4. A robot obstacle avoidance method, characterized in that, Includes the following steps: Acquire data on tasks performed by robots operated by human experts, and generate expert demonstration datasets; Based on the expert demonstration dataset, determine the obstacle avoidance strategy; The robot obtains the current point cloud sequence and the current body state sequence of its environment, inputs the obstacle avoidance strategy, and generates a future action sequence.

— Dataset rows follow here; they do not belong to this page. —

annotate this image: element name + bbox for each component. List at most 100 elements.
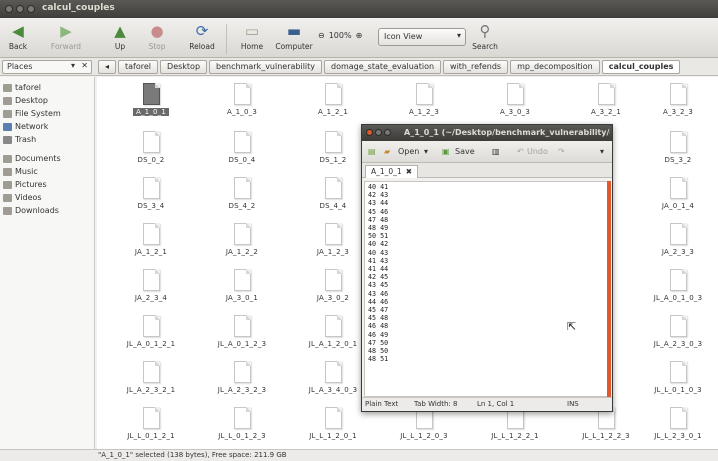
sidebar-item-filesystem[interactable]: File System <box>0 107 94 120</box>
reload-button[interactable]: ⟳ Reload <box>188 22 216 56</box>
file-item[interactable]: JL_A_0_1_2_1 <box>111 315 191 355</box>
sidebar-item-trash[interactable]: Trash <box>0 133 94 146</box>
file-item[interactable]: DS_0_4 <box>202 131 282 171</box>
forward-button[interactable]: ▶ Forward <box>48 22 84 56</box>
tab-width-select[interactable]: Tab Width: 8 <box>414 400 457 408</box>
editor-scrollbar[interactable] <box>607 181 611 397</box>
editor-close-button[interactable] <box>366 129 373 136</box>
file-item[interactable]: JL_L_0_1_0_3 <box>638 361 718 401</box>
sidebar-item-desktop[interactable]: Desktop <box>0 94 94 107</box>
undo-button[interactable]: Undo <box>527 147 548 156</box>
up-arrow-icon: ▲ <box>114 22 126 40</box>
text-file-icon <box>233 315 251 337</box>
file-item[interactable]: A_3_2_1 <box>566 83 646 123</box>
editor-window-controls[interactable] <box>366 129 391 136</box>
file-item[interactable]: JL_L_0_1_2_1 <box>111 407 191 447</box>
file-item[interactable]: A_3_2_3 <box>638 83 718 123</box>
breadcrumb-item[interactable]: domage_state_evaluation <box>324 60 442 74</box>
language-mode-select[interactable]: Plain Text <box>365 400 398 408</box>
file-item[interactable]: JL_L_2_3_0_1 <box>638 407 718 447</box>
view-mode-select[interactable]: Icon View ▾ <box>378 28 466 46</box>
zoom-out-icon[interactable]: ⊖ <box>318 31 325 40</box>
file-item[interactable]: JA_3_0_1 <box>202 269 282 309</box>
file-item[interactable]: JL_L_1_2_0_3 <box>384 407 464 447</box>
breadcrumb-item[interactable]: Desktop <box>160 60 208 74</box>
file-item[interactable]: JL_A_2_3_2_3 <box>202 361 282 401</box>
file-item[interactable]: JA_1_2_1 <box>111 223 191 263</box>
breadcrumb-item[interactable]: benchmark_vulnerability <box>209 60 323 74</box>
file-item[interactable]: A_3_0_3 <box>475 83 555 123</box>
file-item[interactable]: DS_3_2 <box>638 131 718 171</box>
redo-icon[interactable]: ↷ <box>558 147 565 156</box>
stop-button[interactable]: ● Stop <box>146 22 168 56</box>
breadcrumb-item[interactable]: with_refends <box>443 60 509 74</box>
editor-text-area[interactable]: 40 41 42 43 43 44 45 46 47 48 48 49 50 51 40 42… <box>364 181 610 397</box>
computer-button[interactable]: ▬ Computer <box>274 22 314 56</box>
back-button[interactable]: ◀ Back <box>4 22 32 56</box>
file-item[interactable]: JL_A_0_1_2_3 <box>202 315 282 355</box>
file-item[interactable]: JL_L_1_2_2_1 <box>475 407 555 447</box>
breadcrumb-item[interactable]: taforel <box>118 60 159 74</box>
print-icon[interactable]: ▥ <box>492 147 500 156</box>
editor-line: 43 44 <box>368 199 389 208</box>
close-button[interactable] <box>5 5 13 13</box>
undo-icon[interactable]: ↶ <box>517 147 524 156</box>
file-item[interactable]: DS_3_4 <box>111 177 191 217</box>
sidebar-item-videos[interactable]: Videos <box>0 191 94 204</box>
file-item[interactable]: A_1_2_1 <box>293 83 373 123</box>
open-button[interactable]: Open <box>398 147 419 156</box>
search-label: Search <box>472 42 498 51</box>
file-item[interactable]: JL_L_1_2_2_3 <box>566 407 646 447</box>
search-button[interactable]: ⚲ Search <box>470 22 500 56</box>
stop-icon: ● <box>150 22 164 40</box>
file-item[interactable]: DS_4_2 <box>202 177 282 217</box>
file-item[interactable]: A_1_2_3 <box>384 83 464 123</box>
file-name: JL_L_1_2_0_3 <box>400 432 448 440</box>
file-item[interactable]: DS_0_2 <box>111 131 191 171</box>
sidebar-item-documents[interactable]: Documents <box>0 152 94 165</box>
file-item[interactable]: A_1_0_3 <box>202 83 282 123</box>
editor-tab[interactable]: A_1_0_1 ✖ <box>365 165 418 178</box>
open-folder-icon[interactable]: ▰ <box>384 147 390 156</box>
save-icon[interactable]: ▣ <box>442 147 450 156</box>
text-file-icon <box>324 269 342 291</box>
file-item[interactable]: JL_L_1_2_0_1 <box>293 407 373 447</box>
text-editor-window[interactable]: A_1_0_1 (~/Desktop/benchmark_vulnerabili… <box>361 124 613 412</box>
sidebar-item-label: Documents <box>15 154 61 163</box>
file-item[interactable]: JA_2_3_4 <box>111 269 191 309</box>
sidebar-item-pictures[interactable]: Pictures <box>0 178 94 191</box>
file-item[interactable]: JL_A_2_3_2_1 <box>111 361 191 401</box>
overflow-dropdown-icon[interactable]: ▾ <box>600 147 604 156</box>
file-item[interactable]: A_1_0_1 <box>111 83 191 123</box>
editor-maximize-button[interactable] <box>384 129 391 136</box>
sidebar-item-downloads[interactable]: Downloads <box>0 204 94 217</box>
file-item[interactable]: JL_A_2_3_0_3 <box>638 315 718 355</box>
places-dropdown[interactable]: Places ▾ ✕ <box>2 60 92 74</box>
up-button[interactable]: ▲ Up <box>110 22 130 56</box>
sidebar-item-music[interactable]: Music <box>0 165 94 178</box>
sidebar-item-home[interactable]: taforel <box>0 81 94 94</box>
sidebar-item-network[interactable]: Network <box>0 120 94 133</box>
sidebar-item-label: Music <box>15 167 38 176</box>
close-tab-icon[interactable]: ✖ <box>406 167 412 176</box>
minimize-button[interactable] <box>16 5 24 13</box>
breadcrumb-left-arrow[interactable]: ◂ <box>98 60 117 74</box>
save-button[interactable]: Save <box>455 147 475 156</box>
file-item[interactable]: JA_2_3_3 <box>638 223 718 263</box>
breadcrumb-item[interactable]: mp_decomposition <box>510 60 600 74</box>
open-dropdown-icon[interactable]: ▾ <box>424 147 428 156</box>
file-item[interactable]: JA_1_2_2 <box>202 223 282 263</box>
new-document-icon[interactable]: ▤ <box>368 147 376 156</box>
zoom-in-icon[interactable]: ⊕ <box>356 31 363 40</box>
file-item[interactable]: JL_L_0_1_2_3 <box>202 407 282 447</box>
file-name: JL_L_1_2_0_1 <box>309 432 357 440</box>
home-button[interactable]: ▭ Home <box>238 22 266 56</box>
file-item[interactable]: JL_A_0_1_0_3 <box>638 269 718 309</box>
window-controls[interactable] <box>5 5 35 13</box>
close-pane-icon[interactable]: ✕ <box>81 61 88 70</box>
window-title: calcul_couples <box>42 3 115 13</box>
breadcrumb-item-current[interactable]: calcul_couples <box>601 60 681 74</box>
editor-minimize-button[interactable] <box>375 129 382 136</box>
maximize-button[interactable] <box>27 5 35 13</box>
file-item[interactable]: JA_0_1_4 <box>638 177 718 217</box>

5. The robot obstacle avoidance method as described in claim 4, characterized in that, The process of acquiring data from tasks performed by robots operated by human experts includes the following steps: In a virtual simulation environment, a human operator remotely controls the trainer aircraft from the trainer's perception perspective and captures motion data of each joint of the trainer aircraft during the execution of a task.
6. The robot obstacle avoidance method as described in claim 5, characterized in that, The process of generating the expert demonstration dataset includes the following steps: The captured joint motion data of the trainer machine is mapped onto the robot using a kinematic algorithm; The robot is controlled to perform the mapped actions, and sensor data and body status data of the robot are collected simultaneously. The synchronous data collected from multiple tasks are processed to generate an expert demonstration dataset; wherein, the expert demonstration dataset includes historical point cloud sequences, historical ontology state sequences, and expert action sequences.
7. The robot obstacle avoidance method as described in claim 6, characterized in that, The process of acquiring the current point cloud sequence and current robot state sequence of the robot's environment, and generating a future action sequence based on the obstacle avoidance strategy, includes the following steps: The robot acquires the real-time point cloud of the current environment and reads the current joint status; Based on current observations, the future action sequence is generated iteratively using the trained obstacle avoidance strategy.
8. The robot obstacle avoidance method as described in claim 4, characterized in that, After generating the future action sequence, the method further includes: Obtain the action of the first time step of the future action sequence and send it to the underlying controller for execution; After the robot completes one step, it reads new sensor data and repeats the process of generating future action sequences based on the new sensor data.
9. A method for obstacle avoidance cleaning using a curtain wall cleaning robot, characterized in that, Includes the following steps: When the robot detects a crossable obstacle in front of it, it is controlled to execute a preset obstacle-crossing action procedure to cross the obstacle according to the obstacle avoidance strategy. In a non-obstacle-crossing state, the robot is controlled to perform an automatic cleaning process, which includes lowering the cleaning mechanism and driving it to perform cleaning movements along the curtain wall surface. When it is necessary to change the cleaning direction, control the robot to perform a turning process.
10. A cleaning robot, comprising a memory and a processor, including a memory storing executable program code and a processor coupled to the memory; wherein, The processor calls the executable program code stored in the memory to execute the method as described in any one of claims 4 to 8.